Tuesday, 4 September 2012
James Henry Pullen.
For the last couple of years Drama St Mary's has been using the Langdon Down Theatre as an overspill rehearsal venue. It's just down the road from Strawberry Hill, near to Hampton Wick Station and for many of us is a quiet, undisturbed space, where work can be really developed away from the hustle and bustle of the main campus.
The Theatre itself has a remarkable history. It was founded by John Langdon Down, an inspirational Victorian doctor, whose pioneering work with his patients led to the publication of 'Observations on an Ethnic Classification of Idiots' and the naming of Down's Syndrome as a particular medical condition.
For Langdon Down the term idiot was not in the least derogatory. He used it fully aware of it's original Greek meaning - 'the lonely one.'
Rather tan seeking to subjugate his patients the good doctor championed a programme of expressive arts as a way of enabling them to live active, joyful and fulfilled lives going as far as building the beautiful theatre, where we now work to mount plays and entertainments. He was, without doubt, a pioneer of Applied Theatre.
This evening we went to a talk at the theatre on the life of James Henry Pullen, one of Langdon Down's most remarkable and creative patients. Who despite never mastering the skills needed to read and write, and being a very poor verbal communicator, became a great inventor and craftsman.
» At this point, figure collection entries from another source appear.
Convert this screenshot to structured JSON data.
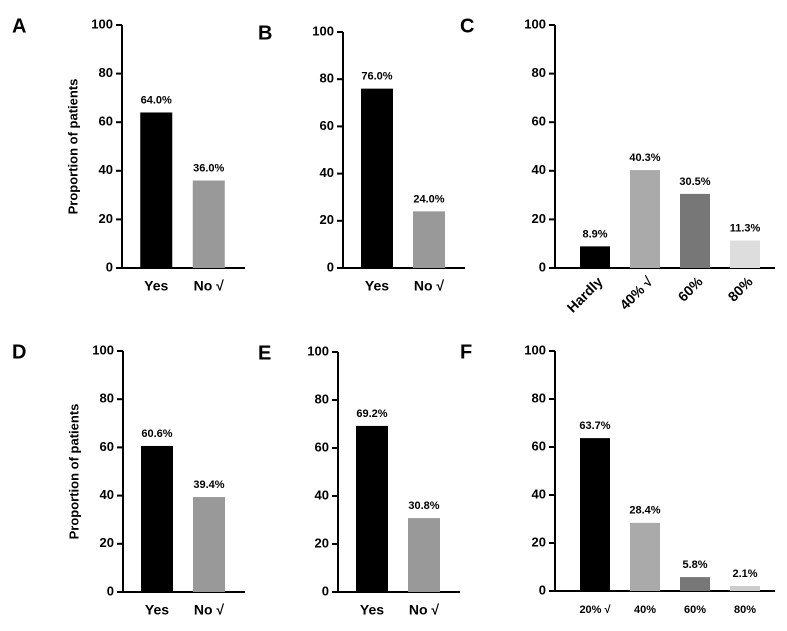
{
  "chart_data": [
    {
      "type": "bar",
      "title": "A",
      "ylabel": "Proportion of patients",
      "categories": [
        "Yes",
        "No √"
      ],
      "values": [
        64.0,
        36.0
      ],
      "value_labels": [
        "64.0%",
        "36.0%"
      ],
      "colors": [
        "#000000",
        "#999999"
      ],
      "ylim": [
        0,
        100
      ],
      "yticks": [
        0,
        20,
        40,
        60,
        80,
        100
      ]
    },
    {
      "type": "bar",
      "title": "B",
      "categories": [
        "Yes",
        "No √"
      ],
      "values": [
        76.0,
        24.0
      ],
      "value_labels": [
        "76.0%",
        "24.0%"
      ],
      "colors": [
        "#000000",
        "#999999"
      ],
      "ylim": [
        0,
        100
      ],
      "yticks": [
        0,
        20,
        40,
        60,
        80,
        100
      ]
    },
    {
      "type": "bar",
      "title": "C",
      "categories": [
        "Hardly",
        "40% √",
        "60%",
        "80%"
      ],
      "values": [
        8.9,
        40.3,
        30.5,
        11.3
      ],
      "value_labels": [
        "8.9%",
        "40.3%",
        "30.5%",
        "11.3%"
      ],
      "colors": [
        "#000000",
        "#aaaaaa",
        "#777777",
        "#dddddd"
      ],
      "ylim": [
        0,
        100
      ],
      "yticks": [
        0,
        20,
        40,
        60,
        80,
        100
      ]
    },
    {
      "type": "bar",
      "title": "D",
      "ylabel": "Proportion of patients",
      "categories": [
        "Yes",
        "No √"
      ],
      "values": [
        60.6,
        39.4
      ],
      "value_labels": [
        "60.6%",
        "39.4%"
      ],
      "colors": [
        "#000000",
        "#999999"
      ],
      "ylim": [
        0,
        100
      ],
      "yticks": [
        0,
        20,
        40,
        60,
        80,
        100
      ]
    },
    {
      "type": "bar",
      "title": "E",
      "categories": [
        "Yes",
        "No √"
      ],
      "values": [
        69.2,
        30.8
      ],
      "value_labels": [
        "69.2%",
        "30.8%"
      ],
      "colors": [
        "#000000",
        "#999999"
      ],
      "ylim": [
        0,
        100
      ],
      "yticks": [
        0,
        20,
        40,
        60,
        80,
        100
      ]
    },
    {
      "type": "bar",
      "title": "F",
      "categories": [
        "20% √",
        "40%",
        "60%",
        "80%"
      ],
      "values": [
        63.7,
        28.4,
        5.8,
        2.1
      ],
      "value_labels": [
        "63.7%",
        "28.4%",
        "5.8%",
        "2.1%"
      ],
      "colors": [
        "#000000",
        "#aaaaaa",
        "#777777",
        "#cccccc"
      ],
      "ylim": [
        0,
        100
      ],
      "yticks": [
        0,
        20,
        40,
        60,
        80,
        100
      ]
    }
  ]
}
Much of his work is on display in the small theatre underneath the main space.
From his early childhood Pullen was excited by ships and after he'd been encouraged to take up woodwork as a hobby began to create wonderful models, firstly perfect copies of the great man-of-wars such as The Princess Alexandra and then an exact miniature replica of Brunel's Great Eastern, which was exhibited at The Great Exhibition of 1851.
From here he began to take a more imaginative approach creating a fantasy crafts, designed to be Queen Victoria's personal transport to paradise.
The care and attention to detail Pullen demonstrated in accomplishing his work meant that he often found even the slightest disturbance unbearable and so, with this in mind, he built a mechanical giant puppet, with a hollow body to allow a small person to stand inside and operate levers connected to the blinking eyelids, a tongue that can stick out, waggly ears, flaying arms and a menacing roar. He hoped it would discourage visitors, but in truth it just provoked further curiosity. Sometimes it's important to be the lonely one.